Замер, оглянулся. Золотой диск на левом плече капитанского жилета бугрился именем «Лорк фон Рэй». Мыш тронул сумку под мышкой.
Отбросил упавшие на лоб черные волосы, огляделся и вскарабкался на ограду. Зацепился обутой и босой ногами за нижнюю перекладину, достал сирингу.
Наполовину расшнуровав жилет, Мыш обнял инструмент, а тот коснулся мелких рельефных мышц на груди. Мыш опустил голову; длинные ресницы сомкнулись. Его рука, кольцо и лезвие, парила над индукционными гранями.
Воздух полнился испуганными образами…
Глава вторая
Кейтин, длинный и блистательный, волочился к Пеклу3, глаза долу, душой на вышних лунах.
— Эй, парень!
— А?
Небритый отщепенец прислонился к ограде, вцепившись в нее облупленными руками.
— Ты откуда? — Глаза у отщепенца затуманены.
— С Селены, — сказал Кейтин.
— Из белого домика на улочке, засаженной деревьями, с великом в гараже? У меня был велик.
— Мой домик зеленый, — сказал Кейтин. — И под воздушным куполом. Но велик был, да.
Отщепенец качнулся у ограды:
— Ты не знаешь, парень. Ты не знаешь.
К безумцам надо прислушиваться, думал Кейтин. Они встречаются все реже. Не забыть бы сделать заметку.
— Так давно это было… так давно! — Старик зашатался прочь.
Кейтин потряс головой и продолжил путь.
Кейтин был застенчив и абсурдно высок; почти шесть футов девять дюймов. Вымахал к шестнадцати. Так и не поверив в свой рост, и через десять лет норовил ссутулиться. Он заткнул за пояс шорт большущие руки. Зашагал, взмахивая локтями.

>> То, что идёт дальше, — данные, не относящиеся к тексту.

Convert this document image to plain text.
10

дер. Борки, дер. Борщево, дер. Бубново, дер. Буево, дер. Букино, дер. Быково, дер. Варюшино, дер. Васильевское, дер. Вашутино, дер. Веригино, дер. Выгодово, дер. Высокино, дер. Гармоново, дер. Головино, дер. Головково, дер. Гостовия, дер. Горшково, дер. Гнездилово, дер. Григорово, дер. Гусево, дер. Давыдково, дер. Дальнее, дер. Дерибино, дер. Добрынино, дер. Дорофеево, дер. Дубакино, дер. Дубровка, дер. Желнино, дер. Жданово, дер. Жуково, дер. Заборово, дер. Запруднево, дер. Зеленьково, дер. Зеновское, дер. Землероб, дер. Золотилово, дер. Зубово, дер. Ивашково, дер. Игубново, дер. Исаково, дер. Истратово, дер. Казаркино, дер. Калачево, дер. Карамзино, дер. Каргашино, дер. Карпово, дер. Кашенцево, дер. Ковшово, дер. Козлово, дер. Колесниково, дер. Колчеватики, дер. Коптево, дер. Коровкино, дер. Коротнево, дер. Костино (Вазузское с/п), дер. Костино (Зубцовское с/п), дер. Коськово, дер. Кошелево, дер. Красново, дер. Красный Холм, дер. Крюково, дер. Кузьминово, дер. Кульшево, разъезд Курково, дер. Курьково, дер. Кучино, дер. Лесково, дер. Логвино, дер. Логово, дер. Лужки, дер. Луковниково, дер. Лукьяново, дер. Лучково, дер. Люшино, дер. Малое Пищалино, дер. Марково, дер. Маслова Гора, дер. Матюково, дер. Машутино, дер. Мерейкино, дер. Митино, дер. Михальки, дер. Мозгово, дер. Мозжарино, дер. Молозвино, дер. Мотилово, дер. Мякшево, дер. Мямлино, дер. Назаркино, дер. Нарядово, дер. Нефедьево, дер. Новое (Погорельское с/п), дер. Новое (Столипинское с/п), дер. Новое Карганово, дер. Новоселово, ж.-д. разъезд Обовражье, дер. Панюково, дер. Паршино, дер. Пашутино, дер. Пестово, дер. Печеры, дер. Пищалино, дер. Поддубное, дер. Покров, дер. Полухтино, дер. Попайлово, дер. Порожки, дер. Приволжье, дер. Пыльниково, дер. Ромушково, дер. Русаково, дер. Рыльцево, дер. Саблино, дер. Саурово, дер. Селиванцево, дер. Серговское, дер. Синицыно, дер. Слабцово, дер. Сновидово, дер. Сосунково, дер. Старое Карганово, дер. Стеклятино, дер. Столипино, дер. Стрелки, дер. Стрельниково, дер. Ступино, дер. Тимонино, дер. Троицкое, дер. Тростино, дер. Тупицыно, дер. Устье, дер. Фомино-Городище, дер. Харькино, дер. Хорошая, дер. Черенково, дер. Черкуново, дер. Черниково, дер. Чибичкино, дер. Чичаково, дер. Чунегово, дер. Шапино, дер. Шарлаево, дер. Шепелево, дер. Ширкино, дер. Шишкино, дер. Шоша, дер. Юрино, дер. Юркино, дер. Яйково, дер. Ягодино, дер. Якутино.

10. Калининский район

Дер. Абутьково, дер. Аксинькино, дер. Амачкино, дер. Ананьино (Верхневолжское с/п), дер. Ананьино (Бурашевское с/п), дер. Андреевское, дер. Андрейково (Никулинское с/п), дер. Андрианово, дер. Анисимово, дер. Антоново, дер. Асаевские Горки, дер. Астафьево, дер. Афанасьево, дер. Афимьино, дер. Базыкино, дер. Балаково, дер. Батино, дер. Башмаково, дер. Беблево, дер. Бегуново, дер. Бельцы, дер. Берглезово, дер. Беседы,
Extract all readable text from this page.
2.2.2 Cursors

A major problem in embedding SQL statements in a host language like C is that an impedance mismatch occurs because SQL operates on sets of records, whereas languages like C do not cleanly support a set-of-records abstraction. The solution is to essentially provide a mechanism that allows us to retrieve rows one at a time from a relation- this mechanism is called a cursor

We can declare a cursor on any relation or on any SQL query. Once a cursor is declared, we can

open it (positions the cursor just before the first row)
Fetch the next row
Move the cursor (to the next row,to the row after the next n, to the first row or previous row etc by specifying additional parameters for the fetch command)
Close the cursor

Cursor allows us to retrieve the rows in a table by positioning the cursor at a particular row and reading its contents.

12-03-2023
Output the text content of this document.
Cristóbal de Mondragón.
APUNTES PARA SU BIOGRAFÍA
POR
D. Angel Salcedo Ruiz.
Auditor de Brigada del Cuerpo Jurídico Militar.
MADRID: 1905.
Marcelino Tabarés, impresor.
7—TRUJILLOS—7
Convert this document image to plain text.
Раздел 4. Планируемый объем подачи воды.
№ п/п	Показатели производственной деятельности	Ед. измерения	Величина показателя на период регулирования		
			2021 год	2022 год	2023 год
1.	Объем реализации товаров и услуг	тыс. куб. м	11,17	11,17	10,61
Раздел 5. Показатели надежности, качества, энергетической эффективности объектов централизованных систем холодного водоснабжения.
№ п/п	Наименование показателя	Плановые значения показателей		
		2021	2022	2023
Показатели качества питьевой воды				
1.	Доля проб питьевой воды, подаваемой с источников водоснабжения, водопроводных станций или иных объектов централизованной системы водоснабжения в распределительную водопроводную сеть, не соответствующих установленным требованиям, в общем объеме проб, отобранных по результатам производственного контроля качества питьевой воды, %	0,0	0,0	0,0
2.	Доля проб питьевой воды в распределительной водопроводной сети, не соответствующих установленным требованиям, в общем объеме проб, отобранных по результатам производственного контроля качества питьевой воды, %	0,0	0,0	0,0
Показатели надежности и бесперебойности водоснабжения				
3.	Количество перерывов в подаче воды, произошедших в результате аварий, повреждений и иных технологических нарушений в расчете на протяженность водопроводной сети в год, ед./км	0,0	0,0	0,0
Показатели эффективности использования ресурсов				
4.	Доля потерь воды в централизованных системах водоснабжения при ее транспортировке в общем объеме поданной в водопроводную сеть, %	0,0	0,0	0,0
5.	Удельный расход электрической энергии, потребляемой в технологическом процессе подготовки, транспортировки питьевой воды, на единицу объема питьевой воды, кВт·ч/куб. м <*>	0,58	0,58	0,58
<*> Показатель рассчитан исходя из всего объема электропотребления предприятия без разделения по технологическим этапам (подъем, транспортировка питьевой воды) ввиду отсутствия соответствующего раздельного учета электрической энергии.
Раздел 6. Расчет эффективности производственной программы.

И вернулся мыслями к лунам.
Кейтин, лунорожденный, луны любил. Он всегда жил на лунах, если не считать времени, на которое убедил родителей, стенографов при Палатах Дракона на Селене, отпустить его получить университетское образование на Землю, в центр учения загадочного и неисповедимого Запада, Гарвардский универ, ныне и присно обитель богатеев, эксцентриков и умниц, — Кейтин входил в последние две категории.

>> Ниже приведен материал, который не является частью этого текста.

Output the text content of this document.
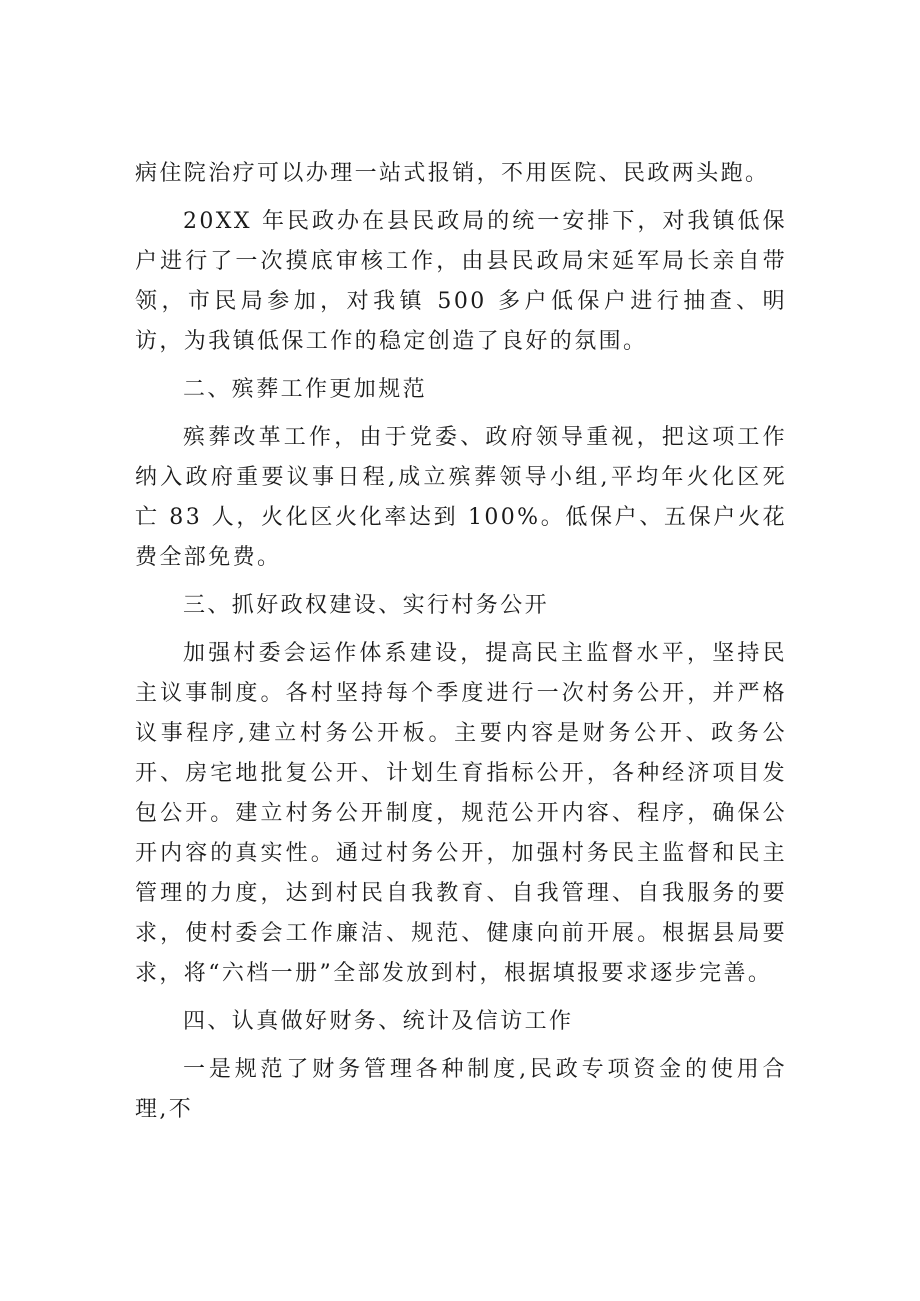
病住院治疗可以办理一站式报销，不用医院、民政两头跑。

20XX 年民政办在县民政局的统一安排下，对我镇低保户进行了一次摸底审核工作，由县民政局宋延军局长亲自带领，市民局参加，对我镇 500 多户低保户进行抽查、明访，为我镇低保工作的稳定创造了良好的氛围。

二、殡葬工作更加规范

殡葬改革工作，由于党委、政府领导重视，把这项工作纳入政府重要议事日程,成立殡葬领导小组,平均年火化区死亡 83 人，火化区火化率达到 100%。低保户、五保户火花费全部免费。

三、抓好政权建设、实行村务公开

加强村委会运作体系建设，提高民主监督水平，坚持民主议事制度。各村坚持每个季度进行一次村务公开，并严格议事程序,建立村务公开板。主要内容是财务公开、政务公开、房宅地批复公开、计划生育指标公开，各种经济项目发包公开。建立村务公开制度，规范公开内容、程序，确保公开内容的真实性。通过村务公开，加强村务民主监督和民主管理的力度，达到村民自我教育、自我管理、自我服务的要求，使村委会工作廉洁、规范、健康向前开展。根据县局要求，将“六档一册”全部发放到村，根据填报要求逐步完善。

四、认真做好财务、统计及信访工作

一是规范了财务管理各种制度,民政专项资金的使用合理,不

О том, сколь разной может быть планетная поверхность, от холодно-равнодушных гималайских вершин до дюн Сахары, обжигающих до волдырей, он слышал, но не более. Ледяные леса лишайников на марсианских полярных шапках и ревущие песчаные реки экватора Красной планеты; меркурианская ночь против меркурианского дня — все это Кейтин познавал через психорамы о путешествиях.
Не это Кейтин знал, не это он любил.
Луны?
Луны — малы. Лунная краса — в вариациях одинаковости.
Из Гарварда Кейтин вернулся на Селену, а оттуда уехал на Станцию Фобос, где втыкал в ассортимент звукозаписывающих устройств, маломощных компьютеров и адресографов: вознесенный до звезд деловод. В свободное время, облачившись в комбинезон с поляризованными линзами, он обследовал Фобос, пока Деймос, яркая каменюка шириной в десять миль, болталась у пугающе близкого горизонта. В конце концов он собрал отряд для высадки на Деймосе и изучил крошечную луну, как только можно изучить малый мирок. Затем перенесся на спутники Юпитера. Ио, Европа, Ганимед, Каллисто вращались на его светло-карих глазах. Луны Сатурна при рассеянном освещении колец вертелись под отшельническим взглядом, когда он выбирался из станционных бараков. Он изучал серые кратеры, серые горы, долины и каньоны сквозь дни и ночи слепящего изнеможения. Луны все одинаковы?
Закинь Кейтина на любую из них и развяжи вдруг глаза, он бы сразу определил, где оказался, по кристаллической формации, петрологической структуре и общей топографии. Дылда Кейтин привык распознавать малейшие нюансы ландшафта и личности. Страсти, рождаемые многообразием целого мира или цельного человека, были ему ведомы… но неприятны.
С этим неприятием он разбирался двояко.
Если говорить о внутренних проявлениях, Кейтин сочинял роман.